ぼくはといえば、日ごとにハインリヒさんにいたずらを仕掛けては怒られ、町外れの草原まで逃げては、そこで剣の鍛錬をする毎日だ。

街に来たばかりの頃は鍛錬と言ってもそう思っているのは僕ばかりのようで、対するハインリヒさんはいたずらを受けたいらだち半分、こいつには何を言っても通用しないという諦め半分みたいな表情で木の棒を持っていた。

それでもぼくの鍛錬に付き合ってくれるのは、ぼくに少しでも強くなってほしいと思うからだろうか。それとも単なる遊びに付き合ってやっているからなのだろうか。ぼくが何をしても微動だにしない姿からは察することができなかった。まるで大木を相手にしているようだ、と思った。

もしかしたらハインリヒさんはこうすることで、数日もすれば変わり映えしないことに飽きてしまうだろうと踏んでいたのかもしれない。

しかし、その目論見よりも長く、ぼくはハインリヒさんにいたずらを仕掛け、挑戦する日々を続けた。

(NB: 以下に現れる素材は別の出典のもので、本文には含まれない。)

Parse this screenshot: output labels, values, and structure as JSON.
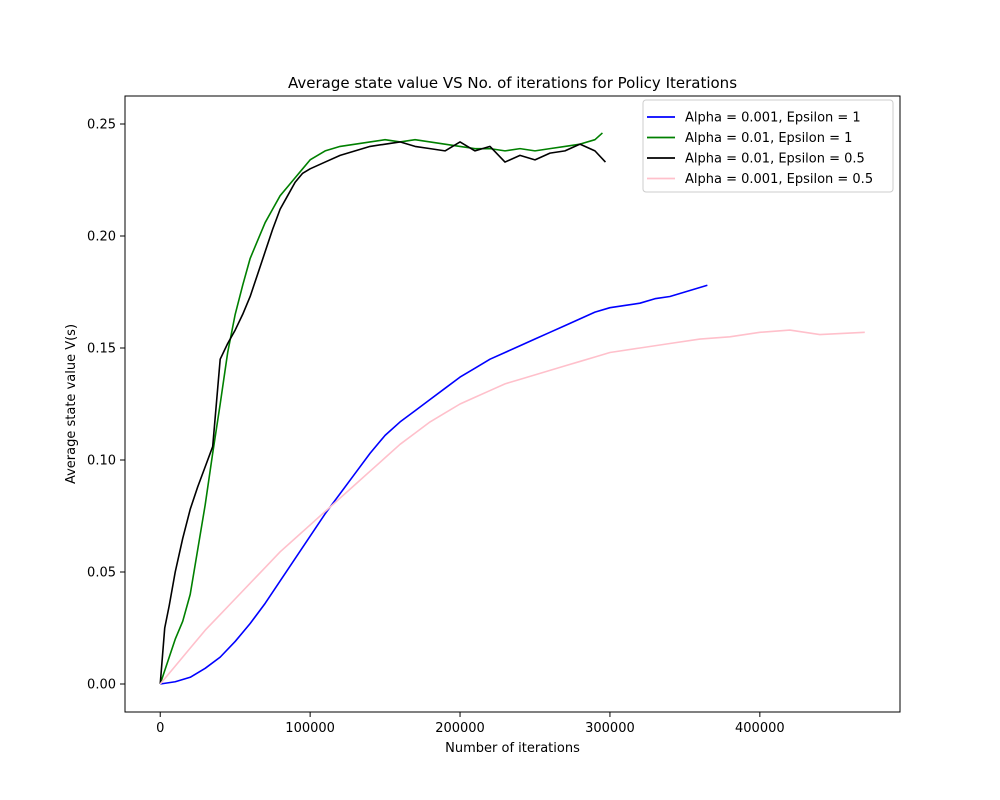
{
  "chart_data": {
    "type": "line",
    "title": "Average state value VS No. of iterations for Policy Iterations",
    "xlabel": "Number of iterations",
    "ylabel": "Average state value V(s)",
    "xlim": [
      -23500,
      493500
    ],
    "ylim": [
      -0.0125,
      0.2625
    ],
    "xticks": [
      0,
      100000,
      200000,
      300000,
      400000
    ],
    "yticks": [
      0.0,
      0.05,
      0.1,
      0.15,
      0.2,
      0.25
    ],
    "xtick_labels": [
      "0",
      "100000",
      "200000",
      "300000",
      "400000"
    ],
    "ytick_labels": [
      "0.00",
      "0.05",
      "0.10",
      "0.15",
      "0.20",
      "0.25"
    ],
    "grid": false,
    "legend_position": "top-right",
    "series": [
      {
        "name": "Alpha = 0.001, Epsilon = 1",
        "color": "#0000ff",
        "x": [
          0,
          10000,
          20000,
          30000,
          40000,
          50000,
          60000,
          70000,
          80000,
          90000,
          100000,
          110000,
          120000,
          130000,
          140000,
          150000,
          160000,
          170000,
          180000,
          190000,
          200000,
          210000,
          220000,
          230000,
          240000,
          250000,
          260000,
          270000,
          280000,
          290000,
          300000,
          310000,
          320000,
          330000,
          340000,
          350000,
          365000
        ],
        "y": [
          0.0,
          0.001,
          0.003,
          0.007,
          0.012,
          0.019,
          0.027,
          0.036,
          0.046,
          0.056,
          0.066,
          0.076,
          0.085,
          0.094,
          0.103,
          0.111,
          0.117,
          0.122,
          0.127,
          0.132,
          0.137,
          0.141,
          0.145,
          0.148,
          0.151,
          0.154,
          0.157,
          0.16,
          0.163,
          0.166,
          0.168,
          0.169,
          0.17,
          0.172,
          0.173,
          0.175,
          0.178
        ]
      },
      {
        "name": "Alpha = 0.01, Epsilon = 1",
        "color": "#008000",
        "x": [
          0,
          5000,
          10000,
          15000,
          20000,
          25000,
          30000,
          35000,
          40000,
          45000,
          50000,
          55000,
          60000,
          65000,
          70000,
          75000,
          80000,
          85000,
          90000,
          95000,
          100000,
          110000,
          120000,
          130000,
          140000,
          150000,
          160000,
          170000,
          180000,
          190000,
          200000,
          210000,
          220000,
          230000,
          240000,
          250000,
          260000,
          270000,
          280000,
          290000,
          295000
        ],
        "y": [
          0.0,
          0.01,
          0.02,
          0.028,
          0.04,
          0.06,
          0.08,
          0.103,
          0.125,
          0.148,
          0.165,
          0.178,
          0.19,
          0.198,
          0.206,
          0.212,
          0.218,
          0.222,
          0.226,
          0.23,
          0.234,
          0.238,
          0.24,
          0.241,
          0.242,
          0.243,
          0.242,
          0.243,
          0.242,
          0.241,
          0.24,
          0.239,
          0.239,
          0.238,
          0.239,
          0.238,
          0.239,
          0.24,
          0.241,
          0.243,
          0.246
        ]
      },
      {
        "name": "Alpha = 0.01, Epsilon = 0.5",
        "color": "#000000",
        "x": [
          0,
          3000,
          6000,
          10000,
          15000,
          20000,
          25000,
          30000,
          35000,
          40000,
          45000,
          50000,
          55000,
          60000,
          65000,
          70000,
          75000,
          80000,
          85000,
          90000,
          95000,
          100000,
          110000,
          120000,
          130000,
          140000,
          150000,
          160000,
          170000,
          180000,
          190000,
          200000,
          210000,
          220000,
          230000,
          240000,
          250000,
          260000,
          270000,
          280000,
          290000,
          297000
        ],
        "y": [
          0.0,
          0.025,
          0.035,
          0.05,
          0.065,
          0.078,
          0.088,
          0.097,
          0.106,
          0.145,
          0.152,
          0.158,
          0.165,
          0.173,
          0.183,
          0.193,
          0.203,
          0.212,
          0.218,
          0.224,
          0.228,
          0.23,
          0.233,
          0.236,
          0.238,
          0.24,
          0.241,
          0.242,
          0.24,
          0.239,
          0.238,
          0.242,
          0.238,
          0.24,
          0.233,
          0.236,
          0.234,
          0.237,
          0.238,
          0.241,
          0.238,
          0.233
        ]
      },
      {
        "name": "Alpha = 0.001, Epsilon = 0.5",
        "color": "#ffc0cb",
        "x": [
          0,
          10000,
          20000,
          30000,
          40000,
          50000,
          60000,
          70000,
          80000,
          90000,
          100000,
          110000,
          120000,
          130000,
          140000,
          150000,
          160000,
          170000,
          180000,
          190000,
          200000,
          210000,
          220000,
          230000,
          240000,
          250000,
          260000,
          270000,
          280000,
          290000,
          300000,
          320000,
          340000,
          360000,
          380000,
          400000,
          420000,
          440000,
          470000
        ],
        "y": [
          0.0,
          0.008,
          0.016,
          0.024,
          0.031,
          0.038,
          0.045,
          0.052,
          0.059,
          0.065,
          0.071,
          0.077,
          0.083,
          0.089,
          0.095,
          0.101,
          0.107,
          0.112,
          0.117,
          0.121,
          0.125,
          0.128,
          0.131,
          0.134,
          0.136,
          0.138,
          0.14,
          0.142,
          0.144,
          0.146,
          0.148,
          0.15,
          0.152,
          0.154,
          0.155,
          0.157,
          0.158,
          0.156,
          0.157
        ]
      }
    ]
  }
}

なぜなら、ぼくの本心としてはハインリヒさんに勝ちたかったわけでも、その反応を見たかったわけでもない。ハインリヒさんはただそこにいてくれるだけでよかった。決してハインリヒさんをもの扱いしているわけではない。ハインリヒさんと共に過ごす時間がどれほどぼくにとって得難いものなのか、二年前にハインリヒさんがいなくなって痛いほど知っていたからかもしれない。

じゃあいたずらなんてしなくてもいいのかもしれなかったけれど、それはそれ、これはこれなのだ。トリシャはそんなぼくを見て笑ったりもしたけれど、ぼくのいたずらに対してやめるようにいうことはしなかった。